An Object Lesson On Being and Experience

“With all the atrocities and the humanitarian crisis ongoing in Ukraine, how can anyone care about something so insignificant as Will Smith slapping Chris Rock at the Academy Awards?” So say many self-important voices today, as they attempt to show their moral superiority over those who dare to care about this little Oscars story during a war. On its face, the criticism rings false, since in truth there is always a war going on, there are always atrocities being committed, and yet even these critics themselves, sentimentalists and moralizers though they may be, still, I am quite sure, find time for many other and less urgent interests and concerns in their own lives. This hypocrisy, however, is not the deepest problem with their criticism of the public discussion about Will Smith and Chris Rock. For the real matter at issue in their objection is not proportionality or relative importance, but whether one is to view the world with the eyes of one’s soul or merely with those of one’s body.

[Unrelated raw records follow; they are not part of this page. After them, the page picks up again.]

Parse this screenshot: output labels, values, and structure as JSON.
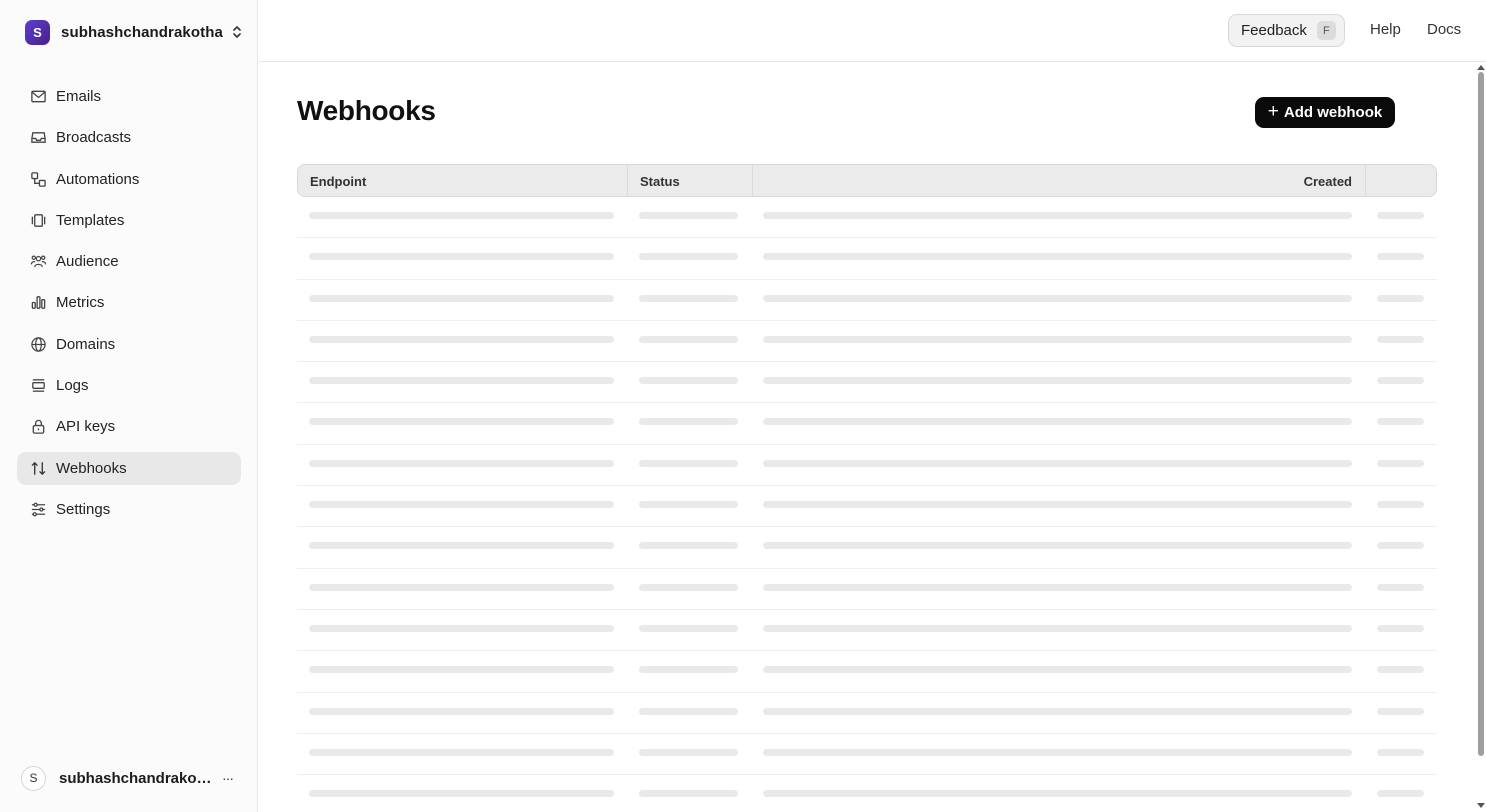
{
  "team": {
    "initial": "S",
    "name": "subhashchandrakotha"
  },
  "nav": {
    "items": [
      {
        "label": "Emails",
        "icon": "mail-icon",
        "active": false
      },
      {
        "label": "Broadcasts",
        "icon": "inbox-icon",
        "active": false
      },
      {
        "label": "Automations",
        "icon": "workflow-icon",
        "active": false
      },
      {
        "label": "Templates",
        "icon": "template-icon",
        "active": false
      },
      {
        "label": "Audience",
        "icon": "users-icon",
        "active": false
      },
      {
        "label": "Metrics",
        "icon": "bar-chart-icon",
        "active": false
      },
      {
        "label": "Domains",
        "icon": "globe-icon",
        "active": false
      },
      {
        "label": "Logs",
        "icon": "logs-icon",
        "active": false
      },
      {
        "label": "API keys",
        "icon": "lock-icon",
        "active": false
      },
      {
        "label": "Webhooks",
        "icon": "arrows-up-down-icon",
        "active": true
      },
      {
        "label": "Settings",
        "icon": "sliders-icon",
        "active": false
      }
    ]
  },
  "user": {
    "initial": "S",
    "name": "subhashchandrakotha",
    "more": "···"
  },
  "topbar": {
    "feedback": "Feedback",
    "feedback_key": "F",
    "help": "Help",
    "docs": "Docs"
  },
  "page": {
    "title": "Webhooks",
    "add_button": "Add webhook",
    "add_icon": "+"
  },
  "table": {
    "columns": [
      "Endpoint",
      "Status",
      "Created"
    ],
    "loading_rows": 15
  }
}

In other words, is one a literalist, for whom all observed objects and events are distinct and mutually exclusive “facts”? Or is one’s thought attuned to the music of the spheres, according to which life and experience continually sort themselves into categories according to some approximation of the Pythagorean table of opposites? If the former, then one might indeed view a bit of Hollywood misbehavior as radically unrelated to the front lines of World War III, and therefore unworthy of attention. If the latter, then the thuggish, self-promoting Smith’s unprovoked violation of the comedian Rock’s rightful place of work and humiliatingly public physical assault against the smaller man, far from being a meaningless sideshow in a world of “serious news,” rather gains immeasurably in significance and higher truth precisely by virtue of occurring, and being experienced, within the context of that wider world of historical developments.

To state this less elegantly (and therefore less accurately) for the benefit of the literal-minded, if you cannot categorize that Oscars ugliness by analogy with “the war,” comprehending Smith as analogous to Putin’s Russia, Rock to Zelensky’s Ukraine, the social media and reality television celebrities defending Smith’s thuggery to Tucker Carlson, Tulsi Gabbard, and Donald Trump, and the awards show audience that gave Smith a standing ovation for his best actor award that night to the Western establishmentarians still trying not to “escalate” the war and hoping to maintain a “constructive” relationship with Putin in the future, then you are not experiencing life fully. In truth, this analogy is neither forced nor artificially configured. On the contrary, it arises without intention, of its own accord; it is the reason the Oscars story has meaning at all. It is the intrinsic and deepest significance of the story, in the strictest sense of signification.

The world of experience, for those still capable of having experiences in the fully human understanding of that notion, is a world of principles and parallels, of natural analogues and hierarchies of being. Things mean other things, reveal other things, indicate or symbolize other things, by way of demonstrating the principles or logical imperatives of reality to the attentive soul. A mind that is forever finding or feeling such parallels or indications, not by invention or “creativity” but by inadvertence and instinct, has achieved the minimal level of development necessary to meet the definition of a truly human intellect.